Ancilla's eyes met Cordelia's over their heads. Her expression was so outrageously smug that the elder daughter nearly choked. She wouldn't have put it past Ancilla to choose a music master so charming that Seraphina would not make the faintest protest at having to practice her lessons. Ancilla's way was always the most flighty, but in the strangest manner she invariably achieved what she wanted.
The duchess looked slightly disapproving, commenting that, whilst Seraphina undoubtedly needed to hone her musical skills, the haste seemed unwarranted. The younger Miss Camfrey had the grace to blush and Cordelia rushed to the rescue, stating that both sisters had been certain the duchess would want to be private with their mama and so had arranged for other afternoon activities. At this, her grace inclined her head regally and acknowledged that this was so. She
did
wish to speak alone with Ancilla.
Captain Argyll's clear blue eyes meekly met those of the duchess and Mrs. Camfrey. He allowed himself to be steered out by both sisters without so much as a backwards glance.
Her grace produced her lorgnette once again and stared out past him. A puzzled frown furrowed her forehead as she tapped her stick against the floor. “I have the oddest notion I have seen that boy before!”
Ancilla shook her head. “Impossible, your grace! I personally inspected his references and they state quite positively he has been out of England gone on ten years now. He has been situated in Spain, Italy and India I believe.”
Since the references had been hastily scrawled by the captain himself, he had found it necessary to deal in half-truths, sketchily outlining a life abroad that
could
have been true, had he not been otherwise engaged in doing service to king and country. Of course, the Iberian War had kept him on the Peninsula for close on two years, so the Spanish part of the fabrication was semiveracious at least. The duchess remained unconvinced, but she shook her head at the memory that was patently eluding her.

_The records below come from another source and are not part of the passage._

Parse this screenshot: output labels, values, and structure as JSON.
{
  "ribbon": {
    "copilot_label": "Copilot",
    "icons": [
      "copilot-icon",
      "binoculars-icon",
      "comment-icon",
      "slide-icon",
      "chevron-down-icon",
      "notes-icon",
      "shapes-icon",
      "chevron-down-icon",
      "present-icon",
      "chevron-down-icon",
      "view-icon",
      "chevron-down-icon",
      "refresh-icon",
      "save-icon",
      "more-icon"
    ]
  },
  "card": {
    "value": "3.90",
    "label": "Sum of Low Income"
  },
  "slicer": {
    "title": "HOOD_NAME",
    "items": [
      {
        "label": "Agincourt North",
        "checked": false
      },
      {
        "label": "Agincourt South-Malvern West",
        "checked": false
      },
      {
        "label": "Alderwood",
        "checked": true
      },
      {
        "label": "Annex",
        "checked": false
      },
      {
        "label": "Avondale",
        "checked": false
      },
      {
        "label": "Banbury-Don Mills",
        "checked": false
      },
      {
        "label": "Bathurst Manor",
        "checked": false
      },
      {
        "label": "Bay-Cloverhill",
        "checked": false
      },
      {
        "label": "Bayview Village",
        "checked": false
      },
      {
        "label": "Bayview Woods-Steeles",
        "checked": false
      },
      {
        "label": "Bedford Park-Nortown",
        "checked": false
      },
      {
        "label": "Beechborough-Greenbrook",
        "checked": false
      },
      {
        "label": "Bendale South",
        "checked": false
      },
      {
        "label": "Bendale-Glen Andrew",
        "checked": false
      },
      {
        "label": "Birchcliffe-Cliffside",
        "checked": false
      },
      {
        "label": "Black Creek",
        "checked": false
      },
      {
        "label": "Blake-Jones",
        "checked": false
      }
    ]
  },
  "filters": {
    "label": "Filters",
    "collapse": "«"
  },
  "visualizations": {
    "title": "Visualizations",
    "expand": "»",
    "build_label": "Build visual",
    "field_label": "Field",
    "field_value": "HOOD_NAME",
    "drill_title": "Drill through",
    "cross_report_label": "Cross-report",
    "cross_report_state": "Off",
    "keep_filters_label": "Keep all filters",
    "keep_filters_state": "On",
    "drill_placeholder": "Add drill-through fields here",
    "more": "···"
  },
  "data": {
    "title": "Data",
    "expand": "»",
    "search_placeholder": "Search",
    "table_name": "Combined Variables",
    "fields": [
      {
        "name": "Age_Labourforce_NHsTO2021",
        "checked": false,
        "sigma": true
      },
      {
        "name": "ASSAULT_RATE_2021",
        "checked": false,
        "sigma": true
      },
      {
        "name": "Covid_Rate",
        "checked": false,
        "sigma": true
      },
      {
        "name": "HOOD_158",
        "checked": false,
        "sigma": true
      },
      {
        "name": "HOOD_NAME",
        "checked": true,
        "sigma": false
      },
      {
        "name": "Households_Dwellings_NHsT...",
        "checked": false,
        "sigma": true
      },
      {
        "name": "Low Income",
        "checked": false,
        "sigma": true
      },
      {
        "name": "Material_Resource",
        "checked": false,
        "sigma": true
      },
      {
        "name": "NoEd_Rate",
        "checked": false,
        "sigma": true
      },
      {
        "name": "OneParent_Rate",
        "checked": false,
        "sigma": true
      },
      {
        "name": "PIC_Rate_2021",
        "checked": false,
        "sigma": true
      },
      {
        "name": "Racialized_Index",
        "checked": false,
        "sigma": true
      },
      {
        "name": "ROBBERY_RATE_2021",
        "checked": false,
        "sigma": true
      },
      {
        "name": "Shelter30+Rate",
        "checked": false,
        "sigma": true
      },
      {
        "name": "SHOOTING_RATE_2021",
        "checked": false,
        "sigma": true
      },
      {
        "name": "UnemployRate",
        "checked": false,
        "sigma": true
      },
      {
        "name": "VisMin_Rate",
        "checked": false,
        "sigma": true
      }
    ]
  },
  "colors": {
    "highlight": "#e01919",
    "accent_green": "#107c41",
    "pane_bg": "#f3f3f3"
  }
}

“Yes, well, we are not here to discuss music masters I suppose!”
Ancilla desisted from asking what they
were
here to discuss. Of late she had learned patience and her grace would probably not take kindly to prompting. She therefore assented with a half smile and poured a cup of the chamomile.
“I don't doubt your thoughts are heading in exactly the same direction as mine!” The duchess burst out with this remark so fiercely that Ancilla nearly dropped her cup.